One additional issue to point out here is that there may be overlaps in terms of a user log with itself. What I mean is the following is possible for a single user:
START_TIME END_TIME USER_NAME
29.03.2012 20:18:00 29.03.2012 20:54:13 abc
29.03.2012 20:19:42 29.03.2012 20:40:24 abc
29.03.2012 20:23:03 29.03.2012 20:40:24 abc
I have created the code below to get the max concurrent users:
import pandas as pd
import sys
filename = sys.argv[1]
# Read the csv into the pandas dataframe
df = pd.read_csv(filename)
# Convert start time and end time columns to datetime format
df["START_TIME"] = pd.to_datetime(df["START_TIME"])
df["END_TIME"] = pd.to_datetime(df["END_TIME"])
active_events= {}
# Count instances where the start time was less than or equal to reference start and end time is greater than reference start time
for i in df.index:
active_events[i] = len(df[(df["START_TIME"]<=df.loc[i,"START_TIME"]) & (df["END_TIME"]> df.loc[i,"START_TIME"])])
last_columns = pd.DataFrame({'CONCURRENT_EVENTS' : pd.Series(active_events)})
# Add the newly created column to the original file
total = df.join(last_columns)
# Save the output to a new csv file using part of the original filename
total.to_csv("Output" + " - " + filename)
I have tried including a check against the user name but I was only able to filter out users that were the same as the user in the current row, not duplicates for all concurrent users.

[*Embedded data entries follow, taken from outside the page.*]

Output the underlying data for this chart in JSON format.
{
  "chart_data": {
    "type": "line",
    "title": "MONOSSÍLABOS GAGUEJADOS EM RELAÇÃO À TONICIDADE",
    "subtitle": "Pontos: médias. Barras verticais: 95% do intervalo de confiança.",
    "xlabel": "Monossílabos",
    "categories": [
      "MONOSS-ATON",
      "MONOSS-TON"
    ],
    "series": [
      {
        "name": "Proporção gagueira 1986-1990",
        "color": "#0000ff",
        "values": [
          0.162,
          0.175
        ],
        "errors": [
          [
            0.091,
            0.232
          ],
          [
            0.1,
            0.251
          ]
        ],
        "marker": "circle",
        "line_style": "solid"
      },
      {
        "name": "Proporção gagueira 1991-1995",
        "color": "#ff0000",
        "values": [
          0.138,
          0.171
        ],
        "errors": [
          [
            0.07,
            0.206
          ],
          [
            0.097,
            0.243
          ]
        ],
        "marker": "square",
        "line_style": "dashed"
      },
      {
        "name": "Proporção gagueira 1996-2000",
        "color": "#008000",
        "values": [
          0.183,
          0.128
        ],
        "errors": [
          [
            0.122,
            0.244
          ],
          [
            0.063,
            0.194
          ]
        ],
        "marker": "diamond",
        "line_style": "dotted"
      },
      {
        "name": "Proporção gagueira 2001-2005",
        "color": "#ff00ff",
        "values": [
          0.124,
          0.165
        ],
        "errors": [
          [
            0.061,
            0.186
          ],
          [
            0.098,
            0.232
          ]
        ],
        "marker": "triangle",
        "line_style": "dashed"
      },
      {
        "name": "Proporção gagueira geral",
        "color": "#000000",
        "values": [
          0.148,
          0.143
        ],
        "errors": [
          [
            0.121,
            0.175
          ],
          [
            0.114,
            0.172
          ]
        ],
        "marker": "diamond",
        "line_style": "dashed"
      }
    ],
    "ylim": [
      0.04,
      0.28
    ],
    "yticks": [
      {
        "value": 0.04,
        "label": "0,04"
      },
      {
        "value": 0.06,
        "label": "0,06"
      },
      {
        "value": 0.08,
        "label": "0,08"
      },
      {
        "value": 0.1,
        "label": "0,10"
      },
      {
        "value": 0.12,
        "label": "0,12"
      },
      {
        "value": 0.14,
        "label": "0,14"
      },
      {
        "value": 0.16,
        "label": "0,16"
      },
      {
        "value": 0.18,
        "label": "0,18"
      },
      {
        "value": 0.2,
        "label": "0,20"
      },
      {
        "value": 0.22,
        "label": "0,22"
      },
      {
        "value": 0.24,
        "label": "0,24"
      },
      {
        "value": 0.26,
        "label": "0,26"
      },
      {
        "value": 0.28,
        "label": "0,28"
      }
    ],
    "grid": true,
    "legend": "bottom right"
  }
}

This is an example of the data from the csv input:
SESSION_ID START_TIME END_TIME USER_NAME
45030 29.03.2020 14:37 29.03.2020 19:01 jkk
45033 29.03.2020 14:46 29.03.2020 16:23 ady
45035 29.03.2020 14:54 29.03.2020 18:27 ady
45036 29.03.2020 15:51 29.03.2020 17:34 drm
45040 29.03.2020 17:38 29.03.2020 22:07 ady
45042 29.03.2020 18:58 29.03.2020 20:25 djx
The code currently returns the following output csv:
SESSION_ID START_TIME END_TIME USER_NAME CONCURRENT_EVENTS
0 45030 29.03.2020 14:37 29.03.2020 19:01 jkk 1
1 45033 29.03.2020 14:46 29.03.2020 16:23 ady 2
2 45035 29.03.2020 14:54 29.03.2020 18:27 ady 3
3 45036 29.03.2020 15:51 29.03.2020 17:34 drm 4
4 45040 29.03.2020 17:38 29.03.2020 22:07 ady 3
5 45042 29.03.2020 18:58 29.03.2020 20:25 djx 3
What I want to return is this, adjusting the concurrent count if the user has already been counted for the row in question, this output shows the user ady only counted once for each concurrent event calculation:
SESSION_ID START_TIME END_TIME USER_NAME CONCURRENT_EVENTS
0 45030 29.03.2020 14:37 29.03.2020 19:01 jkk 1
1 45033 29.03.2020 14:46 29.03.2020 16:23 ady 2
2 45035 29.03.2020 14:54 29.03.2020 18:27 ady 2
3 45036 29.03.2020 15:51 29.03.2020 17:34 drm 3
4 45040 29.03.2020 17:38 29.03.2020 22:07 ady 2
5 45042 29.03.2020 18:58 29.03.2020 20:25 djx 3
Any help or ideas are much appreciated, thanks in advance.